I was gonna wait for the book cover, but fuck it. Have a quick taste of His Ellis-ness:
This summer, Warren Ellis’ first novel, Crooked Little Vein debuts from William Morrow. The book follows a burned-out private detective that is put on the trail of the U.S. Constitution… no, not that one – the real one. Hired for this by a corrupt Presidential aide, Michael McGill sets out on a cross-country scavenger hunt that reveals a surreal underbelly and threatens to make him a part of it. McGill is joined by a surreal and socialable college student named Trix who serves both as his assistant and encouraging voice as he descends to his ultimate destination.
[…]
Newsarama: What inspired you to write about such lurid activities as you have in Crooked Little Vein?
WE: It’s all out there, Chris. This is what the internet trades in every day. These activities are the stuff of normal life and leisure for millions of people. It may be colorful, but it’s certainly real. I invented very, very little in Crooked Little Vein. Even the macroherpetophiles; I found them back in the early days of the web, when I was writing professionally about the internet for a British computer magazine.
[…]
NRAMA: That said, what’s the secret to writing material that is far out of bounds from most people’s experiences and still making it accessible to them without watering down your intentions?

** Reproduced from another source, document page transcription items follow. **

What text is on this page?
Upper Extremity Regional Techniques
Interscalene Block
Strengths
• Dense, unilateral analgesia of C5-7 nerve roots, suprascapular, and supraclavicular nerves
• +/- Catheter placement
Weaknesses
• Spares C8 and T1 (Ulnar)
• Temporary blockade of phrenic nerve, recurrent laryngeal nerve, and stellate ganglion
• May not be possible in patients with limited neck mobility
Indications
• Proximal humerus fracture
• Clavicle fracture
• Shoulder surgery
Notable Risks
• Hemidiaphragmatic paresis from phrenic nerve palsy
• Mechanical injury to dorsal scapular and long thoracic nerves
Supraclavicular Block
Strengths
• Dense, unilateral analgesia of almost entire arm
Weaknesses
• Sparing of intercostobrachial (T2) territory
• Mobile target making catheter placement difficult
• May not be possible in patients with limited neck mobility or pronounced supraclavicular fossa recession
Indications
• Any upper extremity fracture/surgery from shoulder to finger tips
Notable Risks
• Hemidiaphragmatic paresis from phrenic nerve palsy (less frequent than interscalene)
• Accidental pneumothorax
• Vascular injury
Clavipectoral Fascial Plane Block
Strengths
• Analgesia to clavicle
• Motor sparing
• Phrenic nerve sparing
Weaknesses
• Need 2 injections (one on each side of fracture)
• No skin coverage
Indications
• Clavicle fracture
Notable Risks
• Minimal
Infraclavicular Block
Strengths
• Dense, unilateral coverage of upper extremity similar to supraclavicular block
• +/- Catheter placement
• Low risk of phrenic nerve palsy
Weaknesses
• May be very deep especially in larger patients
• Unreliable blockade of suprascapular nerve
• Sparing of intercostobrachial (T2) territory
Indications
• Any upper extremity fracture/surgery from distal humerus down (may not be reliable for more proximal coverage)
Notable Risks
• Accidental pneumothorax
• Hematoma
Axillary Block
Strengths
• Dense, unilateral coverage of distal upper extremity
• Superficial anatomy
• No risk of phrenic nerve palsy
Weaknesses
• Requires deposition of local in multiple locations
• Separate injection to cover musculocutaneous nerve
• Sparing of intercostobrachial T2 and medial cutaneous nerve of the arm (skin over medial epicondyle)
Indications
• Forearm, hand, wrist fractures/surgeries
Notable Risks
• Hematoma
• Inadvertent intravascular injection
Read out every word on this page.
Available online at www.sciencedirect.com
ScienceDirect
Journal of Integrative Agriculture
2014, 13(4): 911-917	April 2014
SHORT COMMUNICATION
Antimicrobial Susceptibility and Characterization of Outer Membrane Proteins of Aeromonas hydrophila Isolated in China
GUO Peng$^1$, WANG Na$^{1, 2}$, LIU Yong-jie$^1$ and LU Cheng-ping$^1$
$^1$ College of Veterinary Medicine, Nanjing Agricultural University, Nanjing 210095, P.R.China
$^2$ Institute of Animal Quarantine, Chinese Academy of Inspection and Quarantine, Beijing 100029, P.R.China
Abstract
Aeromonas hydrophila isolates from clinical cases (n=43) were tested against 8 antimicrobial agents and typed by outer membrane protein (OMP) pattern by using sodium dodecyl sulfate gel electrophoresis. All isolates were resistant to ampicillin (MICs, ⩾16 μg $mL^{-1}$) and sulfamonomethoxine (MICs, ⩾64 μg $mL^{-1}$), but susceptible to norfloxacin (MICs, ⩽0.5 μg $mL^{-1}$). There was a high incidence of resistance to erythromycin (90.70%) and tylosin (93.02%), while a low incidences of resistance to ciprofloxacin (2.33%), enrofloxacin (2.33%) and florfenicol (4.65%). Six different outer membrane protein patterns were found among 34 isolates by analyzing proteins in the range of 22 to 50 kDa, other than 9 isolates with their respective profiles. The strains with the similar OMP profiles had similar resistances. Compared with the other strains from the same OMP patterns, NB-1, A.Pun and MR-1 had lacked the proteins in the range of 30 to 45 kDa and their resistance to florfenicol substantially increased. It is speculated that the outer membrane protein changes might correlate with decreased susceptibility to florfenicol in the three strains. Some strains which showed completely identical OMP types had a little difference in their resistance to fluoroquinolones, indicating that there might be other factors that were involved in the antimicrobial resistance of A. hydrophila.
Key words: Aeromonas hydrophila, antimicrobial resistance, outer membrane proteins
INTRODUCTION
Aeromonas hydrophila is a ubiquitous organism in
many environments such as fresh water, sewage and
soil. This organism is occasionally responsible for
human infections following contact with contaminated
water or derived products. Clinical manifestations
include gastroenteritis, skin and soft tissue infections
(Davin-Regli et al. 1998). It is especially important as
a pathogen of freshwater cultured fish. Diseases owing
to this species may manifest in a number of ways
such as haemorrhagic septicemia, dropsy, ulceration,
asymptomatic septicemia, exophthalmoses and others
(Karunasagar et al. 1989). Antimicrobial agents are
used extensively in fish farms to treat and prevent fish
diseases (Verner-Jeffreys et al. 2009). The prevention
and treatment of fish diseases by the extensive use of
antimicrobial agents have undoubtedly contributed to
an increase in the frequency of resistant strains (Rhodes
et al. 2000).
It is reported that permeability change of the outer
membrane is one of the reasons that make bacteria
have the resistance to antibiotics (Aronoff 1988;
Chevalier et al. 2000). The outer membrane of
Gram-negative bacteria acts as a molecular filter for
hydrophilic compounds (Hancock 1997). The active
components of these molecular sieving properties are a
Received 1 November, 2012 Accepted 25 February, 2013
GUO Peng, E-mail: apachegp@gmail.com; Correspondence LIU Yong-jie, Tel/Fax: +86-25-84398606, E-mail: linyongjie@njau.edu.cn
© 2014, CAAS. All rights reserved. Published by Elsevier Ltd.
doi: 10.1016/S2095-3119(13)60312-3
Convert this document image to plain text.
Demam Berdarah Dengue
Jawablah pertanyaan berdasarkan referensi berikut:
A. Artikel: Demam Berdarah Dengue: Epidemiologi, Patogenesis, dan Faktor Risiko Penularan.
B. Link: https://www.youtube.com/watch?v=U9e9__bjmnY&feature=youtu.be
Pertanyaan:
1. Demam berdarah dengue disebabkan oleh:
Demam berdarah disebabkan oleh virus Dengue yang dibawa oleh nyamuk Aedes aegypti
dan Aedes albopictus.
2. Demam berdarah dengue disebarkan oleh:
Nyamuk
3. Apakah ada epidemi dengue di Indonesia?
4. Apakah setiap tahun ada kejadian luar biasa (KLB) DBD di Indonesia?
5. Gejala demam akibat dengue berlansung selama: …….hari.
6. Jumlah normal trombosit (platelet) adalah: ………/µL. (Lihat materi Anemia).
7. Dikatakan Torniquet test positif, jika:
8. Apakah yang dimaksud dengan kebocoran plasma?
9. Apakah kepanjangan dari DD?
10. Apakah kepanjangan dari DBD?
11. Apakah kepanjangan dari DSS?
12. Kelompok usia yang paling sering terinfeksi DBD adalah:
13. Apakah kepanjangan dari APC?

WE: Not hyping it, I think. The protagonist, Mike McGill, is our eyes into the world of the book, and most of the time he’s really not sure what’s happening to him, which I think is a useful representation of a reader immersing themselves in the book. But he’s low-key. He doesn’t run around waving his hands and shrieking. It’s all presented matter-of-factly, with some humor, and Mike’s there just trying to cope. It keeps the material grounded. And when I vary the tone, and things get substantially scarier halfway through, I think that helps carry the reader through.